Monday, February 11, 2013

Catharsis


I think I’ve always been an escapist. I’ve almost always been daydreaming about the adventures I wanted to have and the women I wanted to love. As a boy I spent too many hours in the basement, alone, just imagining being somewhere else. I had little interest in the reality of now and would rather wonder about the possibilities my imagination could dream up. It made me a liar at times. My reality as a boy was so tense and nerve racking that I often wonder how I made it to this somewhat slightly well adjusted age.  Seriously, I had anxiety attacks as a child.

It’s why I shut off when confronted with emotional situations. I simply check out and decide that the reality is not worth getting invested in and I’ll just turn inward and shrug and let the moment pass by without allowing myself to be bothered. It’s made me cold at times. I’d rather think about someone else’s imaginary and/or fictional problems than my own. I am disassociated at times. It’s not until later, when I’m alone, unable to sleep that my personal removal haunts me and by then it’s usually too late.

It’s why I write and why it matters to me that people read it I suppose. Since I’m so very prone to just turning it off in person, I think the words on these pages are the best look into my delicate psyche. The things I write may not always be true, but there is always a grain of humanity and honesty in them. Or at least, honesty as I see it and I want to let people into that world, without having to actually look at them.

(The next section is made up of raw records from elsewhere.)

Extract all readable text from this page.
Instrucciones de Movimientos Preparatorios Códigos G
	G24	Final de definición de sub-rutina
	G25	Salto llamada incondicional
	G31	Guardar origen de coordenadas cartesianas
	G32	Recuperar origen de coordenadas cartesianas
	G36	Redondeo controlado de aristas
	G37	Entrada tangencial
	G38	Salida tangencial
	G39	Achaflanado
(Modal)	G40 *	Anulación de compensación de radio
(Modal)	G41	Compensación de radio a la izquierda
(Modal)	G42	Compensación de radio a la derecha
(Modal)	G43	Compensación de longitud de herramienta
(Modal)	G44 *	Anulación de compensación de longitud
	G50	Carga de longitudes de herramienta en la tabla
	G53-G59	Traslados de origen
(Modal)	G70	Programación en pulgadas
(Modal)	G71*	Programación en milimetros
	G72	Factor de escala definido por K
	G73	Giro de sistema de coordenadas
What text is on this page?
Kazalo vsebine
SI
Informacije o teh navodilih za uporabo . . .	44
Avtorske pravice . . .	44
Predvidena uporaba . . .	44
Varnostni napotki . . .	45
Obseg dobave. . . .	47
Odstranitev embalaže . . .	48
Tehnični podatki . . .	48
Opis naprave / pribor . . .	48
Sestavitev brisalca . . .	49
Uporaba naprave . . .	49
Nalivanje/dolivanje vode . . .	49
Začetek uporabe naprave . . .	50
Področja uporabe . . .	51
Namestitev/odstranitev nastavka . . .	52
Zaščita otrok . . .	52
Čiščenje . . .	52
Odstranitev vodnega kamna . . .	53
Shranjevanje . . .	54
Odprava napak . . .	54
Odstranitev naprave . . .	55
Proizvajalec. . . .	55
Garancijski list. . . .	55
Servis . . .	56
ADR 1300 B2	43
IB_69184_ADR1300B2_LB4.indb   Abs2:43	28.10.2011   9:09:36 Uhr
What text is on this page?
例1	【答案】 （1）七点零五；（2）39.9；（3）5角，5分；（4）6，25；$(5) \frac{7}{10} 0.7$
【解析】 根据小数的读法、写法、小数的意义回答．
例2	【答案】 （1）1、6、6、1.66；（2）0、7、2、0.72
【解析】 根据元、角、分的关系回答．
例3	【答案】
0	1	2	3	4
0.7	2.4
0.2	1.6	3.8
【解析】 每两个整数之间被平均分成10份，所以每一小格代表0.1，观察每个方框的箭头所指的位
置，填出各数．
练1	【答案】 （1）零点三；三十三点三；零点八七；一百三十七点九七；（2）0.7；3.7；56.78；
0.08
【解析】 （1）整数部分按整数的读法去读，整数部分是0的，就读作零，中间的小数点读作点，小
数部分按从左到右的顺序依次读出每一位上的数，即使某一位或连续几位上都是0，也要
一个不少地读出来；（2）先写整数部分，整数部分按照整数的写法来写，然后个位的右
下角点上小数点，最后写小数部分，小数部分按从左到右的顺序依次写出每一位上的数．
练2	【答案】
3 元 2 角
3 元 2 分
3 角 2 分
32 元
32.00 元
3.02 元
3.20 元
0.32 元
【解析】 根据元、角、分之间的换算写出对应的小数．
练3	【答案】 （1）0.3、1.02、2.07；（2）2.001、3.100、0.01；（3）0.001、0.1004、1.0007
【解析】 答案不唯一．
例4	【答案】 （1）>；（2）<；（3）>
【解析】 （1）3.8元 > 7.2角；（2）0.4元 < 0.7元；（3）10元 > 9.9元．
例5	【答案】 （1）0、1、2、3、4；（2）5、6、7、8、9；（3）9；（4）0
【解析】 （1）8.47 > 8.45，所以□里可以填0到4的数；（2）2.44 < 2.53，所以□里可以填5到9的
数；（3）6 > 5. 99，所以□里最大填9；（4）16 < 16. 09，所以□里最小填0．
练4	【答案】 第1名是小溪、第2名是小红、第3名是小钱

It’s why I drink. I went on a pretty good bender this past weekend and it has me feeling a little depressed. Not because I probably made a total ass of myself, but because I allowed myself to go through with it.  Friday I simply decided that I wasn’t interested in the realities of it all and seemed to think that drinking like a fish was the best possible course of action for a lonely loser like me. It had it’s moments of outright hilarity and fun, and it seemed like the perfect way to avoid having to feel or think about anything. It was like pushing somebody who represented feeling and thinking into a shallow grave and covering it with a little dirt and walking away like nothing happened. Of course that somebody wasn’t dead and they dig their way out and come after you. With a chainsaw.

I’m not saying I’m an alcoholic. That wouldn’t be apt. I am saying that I am an escapist with addictive tendencies. Which for some people might be splitting hairs, but I think it’s a more correct description. I know that I can control it. I have on many occasions simply put the drink down and had a pop or juice. But I have let it get the best of me lately and that has to stop. I’m no longer comfortable with it like I was several years ago. It hasn’t brought me much of anything except embarrassment and foolishness.

There are things we all want to change about ourselves and for an escapist like me, it’s very hard. I’d rather think about the life of a fictional Joe Schmo than about my own. But as they say, just admitting there’s something amiss is a pretty good start in the right direction. I just can’t wallow in it. Or use it as a crutch. Or complain about it endlessly. I just have to look it in its face and remember I am greater than the sum of my parts. And then make a funny face back.